The one who just became President-Elect.

This game, this direct bout between neighboring countries, it won’t have escaped you. It falls just three days after a national election that put the United States’ very relationship with Mexico on the presidential ballot.

And at such a sensitive time in U.S.-Mexican relations, the partisanship of sports, even when largely unserious and driven by fandom, rather than geopolitics, can resonate further than it’s intended to. For the most part, American fans will cheer for their team and root against Mexico, because El Tri just so happens to be the Yanks’ opponent. There probably won’t be much more subtext to it than that for the overwhelming majority of fans.

But the optics of it will be deceiving, with a mob of red-white-and-blue clad Americans pitted against neighbors outfitted in green.

“I think it definitely is awkward, because for as much as there’s no intention to be nationalistic, the current national climate gives other people, Mexico fans, the feeling that the chants and the T-shirts have a subtle connotation to them,” says Sergio Tristan, the founder of Pancho Villa’s Army, the Mexican national team’s fan club in the United States.

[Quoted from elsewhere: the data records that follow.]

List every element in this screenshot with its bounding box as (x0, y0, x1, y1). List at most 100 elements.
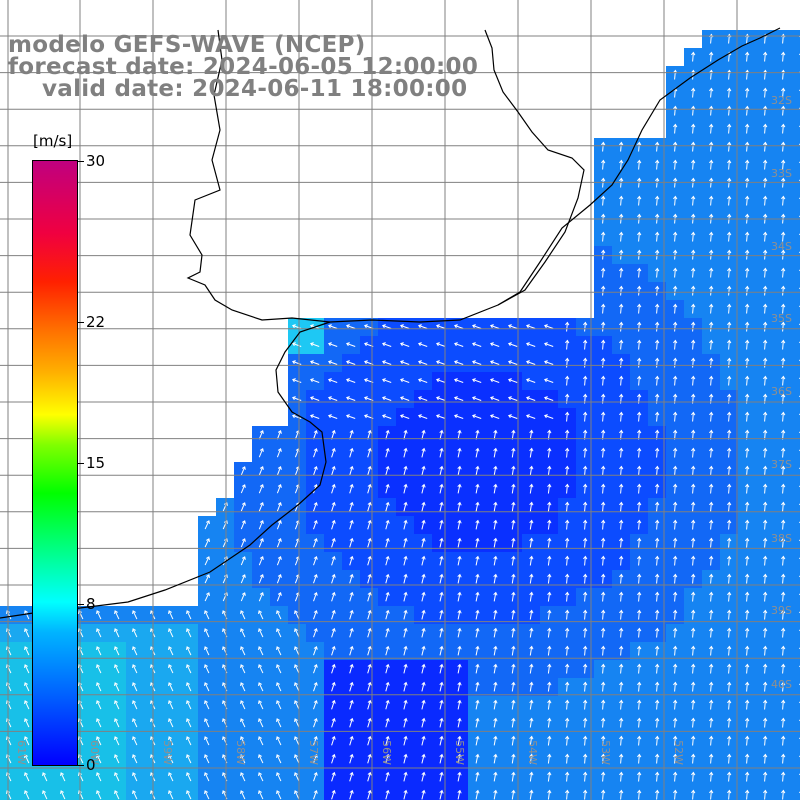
wind-arrow (764, 754, 766, 764)
colorbar-unit: [m/s] (33, 132, 73, 150)
wind-arrow-head (475, 537, 480, 542)
wind-arrow-head (364, 414, 368, 419)
wind-arrow-head (222, 700, 226, 704)
wind-arrow-head (526, 414, 530, 419)
wind-arrow-head (529, 591, 534, 596)
wind-arrow (746, 250, 748, 260)
wind-arrow-head (529, 645, 534, 650)
wind-arrow (602, 340, 604, 350)
wind-arrow-head (673, 285, 678, 290)
wind-arrow-head (475, 429, 480, 434)
wind-arrow-head (637, 501, 642, 506)
wind-arrow-head (132, 772, 136, 776)
wind-arrow (638, 574, 640, 584)
wind-arrow (656, 448, 658, 458)
wind-arrow-head (454, 414, 458, 419)
wind-arrow (746, 556, 748, 566)
wind-arrow (544, 361, 554, 365)
wind-arrow-head (673, 681, 678, 686)
wind-arrow-head (619, 285, 624, 290)
wind-arrow-head (78, 790, 82, 794)
wind-arrow-head (346, 378, 350, 383)
wind-arrow-head (331, 663, 336, 668)
wind-arrow (638, 592, 640, 602)
wind-arrow-head (547, 429, 552, 434)
wind-arrow-head (691, 285, 696, 290)
wind-arrow (674, 142, 676, 152)
wind-arrow-head (619, 483, 624, 488)
wind-arrow-head (475, 753, 480, 758)
wind-arrow (602, 700, 604, 710)
wind-arrow (313, 520, 317, 530)
wind-arrow-head (763, 231, 768, 236)
wind-arrow-head (547, 753, 552, 758)
wind-arrow (584, 682, 586, 692)
wind-arrow-head (583, 429, 588, 434)
wind-arrow (367, 664, 371, 674)
wind-arrow (602, 484, 604, 494)
wind-arrow (292, 379, 302, 383)
wind-arrow-head (763, 375, 768, 380)
wind-arrow (638, 376, 640, 386)
wind-arrow (382, 361, 392, 365)
wind-arrow-head (367, 663, 372, 668)
wind-arrow (382, 343, 392, 347)
wind-arrow (692, 448, 694, 458)
wind-arrow (710, 772, 712, 782)
wind-arrow (656, 772, 658, 782)
wind-arrow (782, 106, 784, 116)
wind-arrow-head (292, 324, 296, 329)
wind-arrow-head (60, 772, 64, 776)
wind-arrow (728, 628, 730, 638)
wind-arrow (656, 754, 658, 764)
wind-arrow-head (763, 303, 768, 308)
wind-arrow (367, 466, 371, 476)
wind-arrow (475, 736, 479, 746)
wind-arrow (240, 538, 246, 548)
wind-arrow-head (276, 772, 280, 776)
wind-speed-cell (792, 642, 800, 660)
wind-arrow-head (637, 141, 642, 146)
wind-arrow (656, 484, 658, 494)
wind-arrow-head (457, 555, 462, 560)
wind-arrow (240, 610, 246, 620)
wind-arrow-head (206, 520, 210, 524)
wind-speed-cell (288, 786, 306, 800)
wind-arrow-head (745, 771, 750, 776)
wind-arrow (421, 646, 425, 656)
wind-arrow (529, 484, 533, 494)
wind-arrow-head (691, 573, 696, 578)
wind-arrow (782, 430, 784, 440)
wind-arrow-head (223, 502, 228, 506)
wind-arrow-head (745, 213, 750, 218)
wind-arrow-head (364, 342, 368, 347)
wind-arrow-head (241, 502, 246, 506)
wind-arrow (656, 628, 658, 638)
wind-arrow-head (400, 360, 404, 365)
wind-arrow (764, 682, 766, 692)
wind-arrow-head (601, 465, 606, 470)
wind-arrow (529, 610, 533, 620)
wind-arrow-head (565, 699, 570, 704)
wind-arrow (638, 196, 640, 206)
wind-arrow (547, 682, 551, 692)
longitude-label: 55W (453, 740, 466, 765)
wind-arrow (114, 646, 120, 656)
colorbar-frame (32, 160, 78, 766)
wind-arrow (313, 574, 317, 584)
wind-arrow (566, 484, 568, 494)
wind-arrow (421, 556, 425, 566)
wind-arrow-head (313, 645, 318, 650)
wind-arrow-head (601, 555, 606, 560)
wind-arrow-head (781, 105, 786, 110)
wind-arrow-head (403, 609, 408, 614)
colorbar-label: 22 (86, 313, 106, 332)
wind-arrow (349, 736, 353, 746)
wind-arrow (475, 646, 479, 656)
wind-arrow (132, 754, 138, 764)
wind-arrow-head (96, 754, 100, 758)
wind-arrow (746, 430, 748, 440)
wind-arrow (240, 736, 246, 746)
wind-arrow-head (691, 357, 696, 362)
wind-arrow (204, 754, 210, 764)
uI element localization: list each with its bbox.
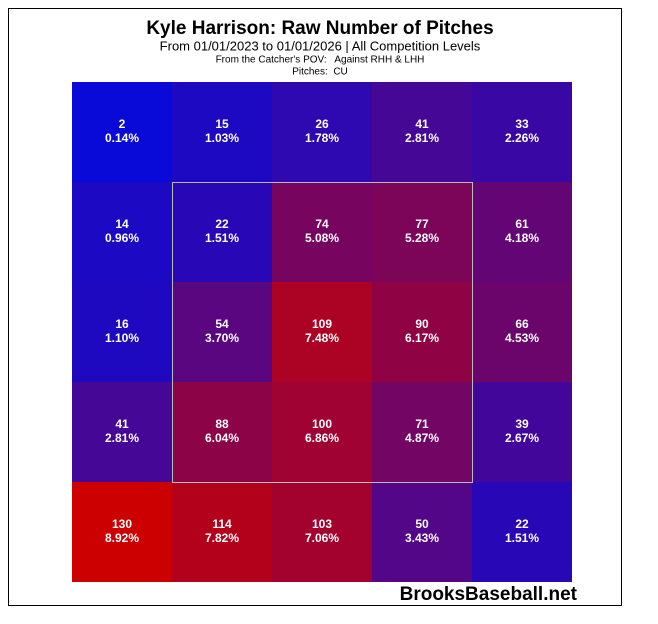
heat-cell (372, 482, 472, 582)
cell-count: 88 (215, 417, 229, 431)
cell-share: 1.51% (505, 531, 539, 545)
strike-zone (172, 182, 473, 483)
cell-count: 103 (312, 517, 332, 531)
cell-share: 3.43% (405, 531, 439, 545)
cell-share: 5.08% (305, 231, 339, 245)
cell-count: 61 (515, 217, 529, 231)
cell-count: 130 (112, 517, 132, 531)
heat-cell (272, 82, 372, 182)
watermark: BrooksBaseball.net (400, 584, 578, 605)
cell-share: 4.53% (505, 331, 539, 345)
heat-cell (172, 182, 272, 282)
heatmap: 20.14%151.03%261.78%412.81%332.26%140.96… (72, 82, 572, 582)
heat-cell (472, 482, 572, 582)
cell-share: 2.26% (505, 131, 539, 145)
heat-cell (72, 382, 172, 482)
cell-count: 114 (212, 517, 232, 531)
cell-count: 22 (215, 217, 229, 231)
heat-cell (372, 182, 472, 282)
chart-title: Kyle Harrison: Raw Number of Pitches (146, 18, 493, 39)
heat-cell (72, 282, 172, 382)
cell-count: 109 (312, 317, 332, 331)
heat-cell (172, 282, 272, 382)
cell-share: 1.78% (305, 131, 339, 145)
cell-count: 16 (115, 317, 129, 331)
heat-cell (272, 182, 372, 282)
cell-count: 66 (515, 317, 529, 331)
cell-share: 2.67% (505, 431, 539, 445)
cell-count: 2 (119, 117, 126, 131)
heat-cell (372, 82, 472, 182)
cell-count: 41 (115, 417, 129, 431)
cell-share: 7.82% (205, 531, 239, 545)
heat-cell (472, 282, 572, 382)
cell-share: 0.96% (105, 231, 139, 245)
cell-count: 90 (415, 317, 429, 331)
cell-share: 7.06% (305, 531, 339, 545)
cell-count: 26 (315, 117, 329, 131)
cell-share: 6.17% (405, 331, 439, 345)
heat-cell (272, 382, 372, 482)
cell-share: 1.10% (105, 331, 139, 345)
cell-share: 5.28% (405, 231, 439, 245)
chart-note: From the Catcher's POV: Against RHH & LH… (216, 55, 425, 66)
cell-count: 33 (515, 117, 529, 131)
cell-share: 6.04% (205, 431, 239, 445)
cell-count: 77 (415, 217, 429, 231)
cell-count: 41 (415, 117, 429, 131)
chart-subtitle: From 01/01/2023 to 01/01/2026 | All Comp… (160, 38, 481, 53)
heat-cell (72, 482, 172, 582)
heat-cell (72, 182, 172, 282)
heat-cell (472, 382, 572, 482)
cell-count: 74 (315, 217, 329, 231)
cell-share: 3.70% (205, 331, 239, 345)
cell-count: 54 (215, 317, 229, 331)
cell-share: 2.81% (405, 131, 439, 145)
cell-share: 4.18% (505, 231, 539, 245)
heat-cell (272, 282, 372, 382)
heat-cell (272, 482, 372, 582)
cell-count: 71 (415, 417, 429, 431)
heat-cell (472, 182, 572, 282)
cell-share: 1.51% (205, 231, 239, 245)
cell-share: 7.48% (305, 331, 339, 345)
heat-cell (172, 82, 272, 182)
cell-count: 22 (515, 517, 529, 531)
cell-share: 8.92% (105, 531, 139, 545)
cell-count: 100 (312, 417, 332, 431)
heat-cell (472, 82, 572, 182)
cell-share: 6.86% (305, 431, 339, 445)
cell-count: 14 (115, 217, 129, 231)
cell-count: 39 (515, 417, 529, 431)
cell-share: 1.03% (205, 131, 239, 145)
cell-count: 15 (215, 117, 229, 131)
heat-cell (172, 482, 272, 582)
chart-note: Pitches: CU (292, 67, 348, 78)
cell-share: 0.14% (105, 131, 139, 145)
heat-cell (372, 382, 472, 482)
cell-share: 4.87% (405, 431, 439, 445)
heat-cell (172, 382, 272, 482)
cell-share: 2.81% (105, 431, 139, 445)
heat-cell (372, 282, 472, 382)
cell-count: 50 (415, 517, 429, 531)
heat-cell (72, 82, 172, 182)
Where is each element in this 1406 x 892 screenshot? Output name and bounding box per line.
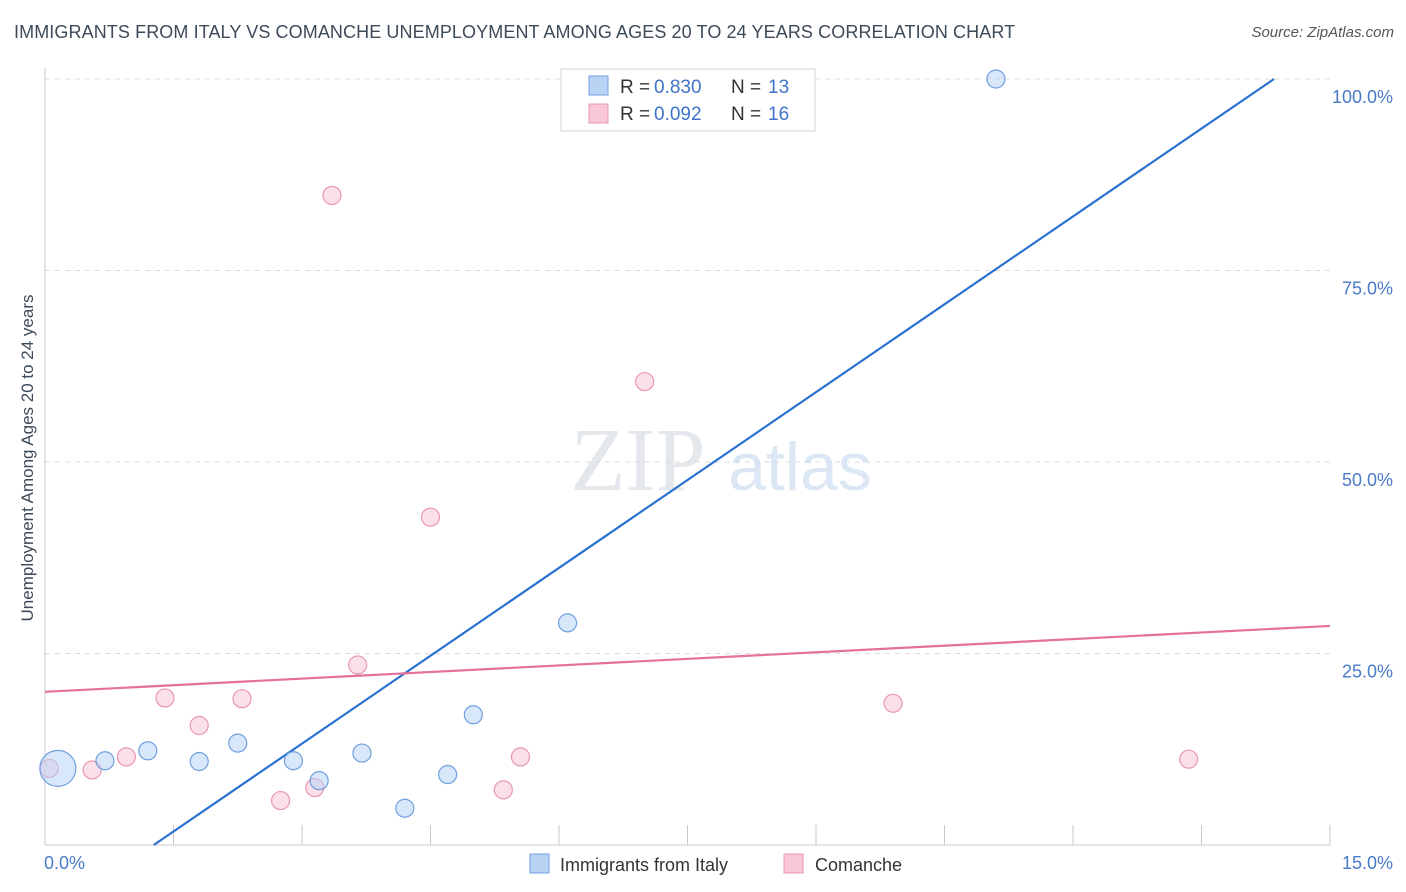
data-point-comanche xyxy=(155,688,175,708)
data-point-comanche xyxy=(348,655,368,675)
x-tick-labels: 0.0% 15.0% xyxy=(44,853,1393,873)
y-tick-label: 75.0% xyxy=(1342,279,1393,299)
data-point-comanche xyxy=(420,507,441,527)
data-point-comanche xyxy=(635,371,655,392)
y-tick-labels: 25.0% 50.0% 75.0% 100.0% xyxy=(1332,87,1393,682)
data-point-comanche xyxy=(883,693,903,713)
data-point-comanche xyxy=(270,790,291,811)
data-point-italy xyxy=(39,749,77,788)
watermark-zip: ZIP xyxy=(571,411,706,510)
legend-swatch-italy xyxy=(588,75,609,96)
watermark-atlas: atlas xyxy=(728,429,872,505)
data-point-italy xyxy=(309,771,329,791)
data-points xyxy=(39,69,1199,818)
bottom-legend-label-comanche: Comanche xyxy=(815,855,902,875)
data-point-italy xyxy=(228,733,248,753)
data-point-comanche xyxy=(232,689,252,709)
legend-r-label: R = xyxy=(620,77,650,98)
legend-r-value-comanche: 0.092 xyxy=(654,104,702,125)
data-point-comanche xyxy=(189,715,209,736)
y-tick-label: 100.0% xyxy=(1332,87,1393,107)
gridlines xyxy=(45,78,1330,654)
top-legend: R = 0.830 N = 13 R = 0.092 N = 16 xyxy=(560,68,816,132)
source-label: Source: ZipAtlas.com xyxy=(1251,24,1394,41)
bottom-legend-swatch-italy xyxy=(529,853,550,874)
data-point-comanche xyxy=(493,780,513,800)
legend-n-label: N = xyxy=(731,104,761,125)
data-point-italy xyxy=(283,751,304,771)
data-point-comanche xyxy=(510,747,531,767)
bottom-legend-swatch-comanche xyxy=(783,853,804,874)
data-point-italy xyxy=(189,751,209,772)
trend-line-comanche xyxy=(44,624,1331,693)
data-point-italy xyxy=(438,764,458,785)
data-point-italy xyxy=(986,69,1006,89)
data-point-italy xyxy=(95,751,115,771)
data-point-italy xyxy=(463,705,483,725)
trend-lines xyxy=(44,78,1331,846)
data-point-italy xyxy=(352,743,372,763)
legend-swatch-comanche xyxy=(588,103,609,124)
legend-r-label: R = xyxy=(620,104,650,125)
data-point-italy xyxy=(395,798,415,818)
y-tick-label: 50.0% xyxy=(1342,470,1393,490)
trend-line-italy xyxy=(153,78,1275,846)
data-point-italy xyxy=(557,613,578,633)
x-tick-label: 15.0% xyxy=(1342,853,1393,873)
bottom-legend: Immigrants from Italy Comanche xyxy=(529,853,902,875)
legend-n-label: N = xyxy=(731,77,761,98)
bottom-legend-label-italy: Immigrants from Italy xyxy=(560,855,728,875)
data-point-italy xyxy=(138,741,158,761)
data-point-comanche xyxy=(322,185,342,206)
x-tick-label: 0.0% xyxy=(44,853,85,873)
legend-n-value-comanche: 16 xyxy=(768,104,789,125)
y-tick-label: 25.0% xyxy=(1342,662,1393,682)
legend-r-value-italy: 0.830 xyxy=(654,77,702,98)
axes xyxy=(44,68,1331,846)
data-point-comanche xyxy=(116,747,136,767)
chart-title: IMMIGRANTS FROM ITALY VS COMANCHE UNEMPL… xyxy=(14,22,1016,42)
watermark: ZIP atlas xyxy=(571,411,872,510)
data-point-comanche xyxy=(1179,749,1199,769)
legend-n-value-italy: 13 xyxy=(768,77,789,98)
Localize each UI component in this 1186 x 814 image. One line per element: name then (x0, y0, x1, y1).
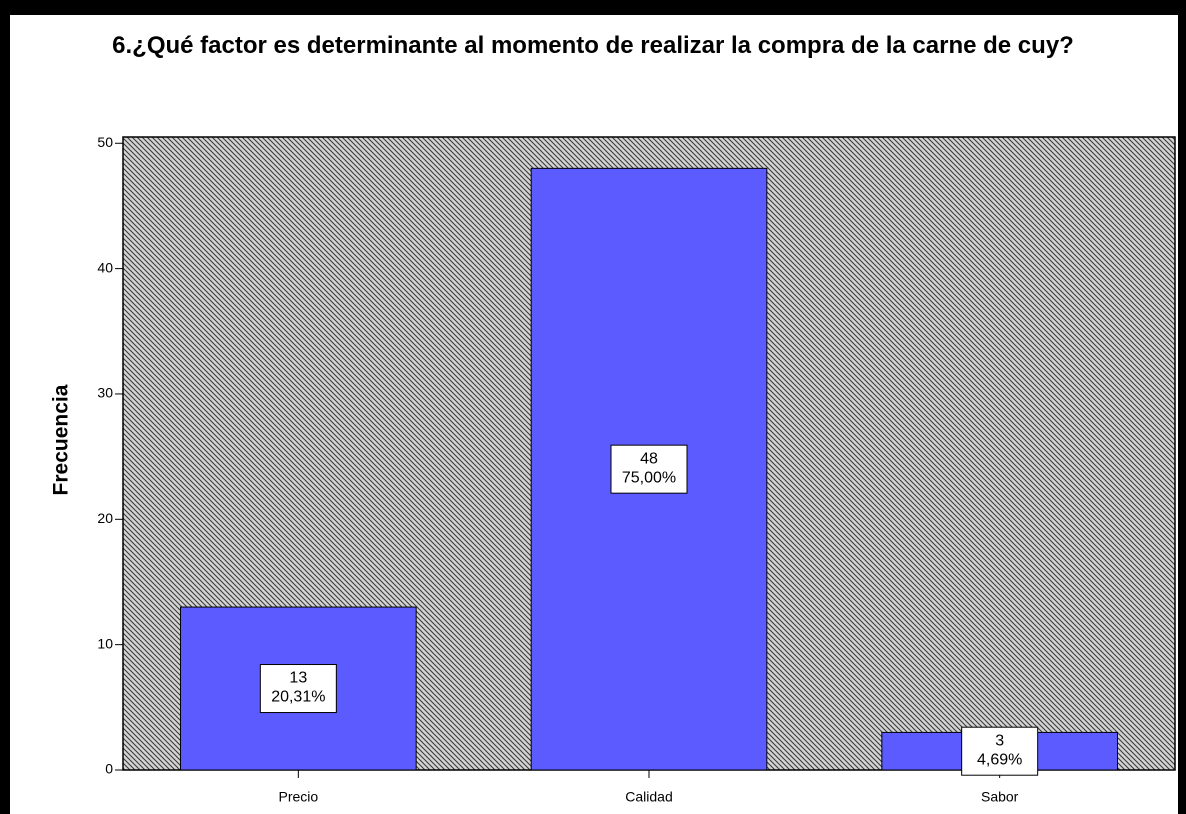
y-tick-label: 50 (97, 134, 113, 150)
data-label-percent: 4,69% (977, 751, 1022, 768)
data-label: 13 (289, 670, 307, 687)
data-label-percent: 75,00% (622, 469, 676, 486)
data-label-box (961, 726, 1039, 776)
data-label-box (259, 664, 337, 714)
y-tick-label: 40 (97, 259, 113, 275)
y-tick-label: 0 (105, 761, 113, 777)
x-tick-label: Precio (278, 789, 318, 805)
data-label: 3 (995, 732, 1004, 749)
data-label-box (610, 444, 688, 494)
x-tick-label: Sabor (981, 789, 1019, 805)
chart-title: 6.¿Qué factor es determinante al momento… (112, 32, 1074, 59)
data-label-percent: 20,31% (271, 689, 325, 706)
y-tick-label: 30 (97, 385, 113, 401)
x-tick-label: Calidad (625, 789, 672, 805)
data-label: 48 (640, 450, 658, 467)
y-tick-label: 10 (97, 635, 113, 651)
y-axis-label: Frecuencia (50, 384, 73, 495)
y-tick-label: 20 (97, 510, 113, 526)
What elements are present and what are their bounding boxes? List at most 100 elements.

Tristan was born and raised in Austin, Texas, to Mexican parents. He served his country proudly in Iraq in two tours totaling 30 months and then became an attorney in his hometown. He started Pancho Villa’s Army in 2013. It now has 1,000 members across 30 chapters, he says. (Their U.S. national team counterparts, the American Outlaws, by contrast, claim to have 30,000 members in 175 chapters.)

Unlike the Outlaws, PVA won’t have its own, dedicated section on Friday. Tristan doesn’t blame U.S. Soccer for this. “We completely understand,” he says. “It’s a home game and they want to make it a home game crowd.” It was on the Mexican federation to secure a block of seating, if at all possible. It didn’t, although plenty of members will still go.

There’s no malice there, Tristan contends. Any federation would try to fix the conditions to be as favorable as possible. This is about the game. And that’s how he likes it.

“On our part, we’re trying to make an effort to make sure it’s about sports,” he says. “On both sides, there’s no ill will or intention, but in the current climate a T-shirt that might be your normal sports banter might be taken differently by someone else, even if the intention wasn’t there.”

The key is a certain cognizance that a double meaning might be read into things that are usually passed off as sports banter. In the current context, the Outlaws’ “This land is our land T-shirt”, for instance, can easily be misconstrued, especially when an “I Voted” sticker is affixed to it, as one member had. She tweeted out a picture of it but then deleted it when PVA took issue.

“You see that thrown around in the political arena, and it gets used for a different message,” Tristan says of the T-shirts text.

The poster in question says she meant nothing by it. The T-shirt isn’t supposed to be exclusive, AO says, but this all just underscores the fragility of perceptions in our times.

A little thought can go a long way to preventing a potentially tricky situation and keeping the focus on the game. “I would much rather talk about soccer and soccer only, and tweet about soccer and soccer-bashing and trash-talking than anything even remotely related to politics,” Tristan says. “Fans on both sides need to be a little tolerant with each other this week. If a T-shirt seems to be offensive, we should think if that was really the intent. At the end of the day, we’re all neighbors, we all live together.”

“And at the end of the week,” he continued. “We watch soccer with each other.”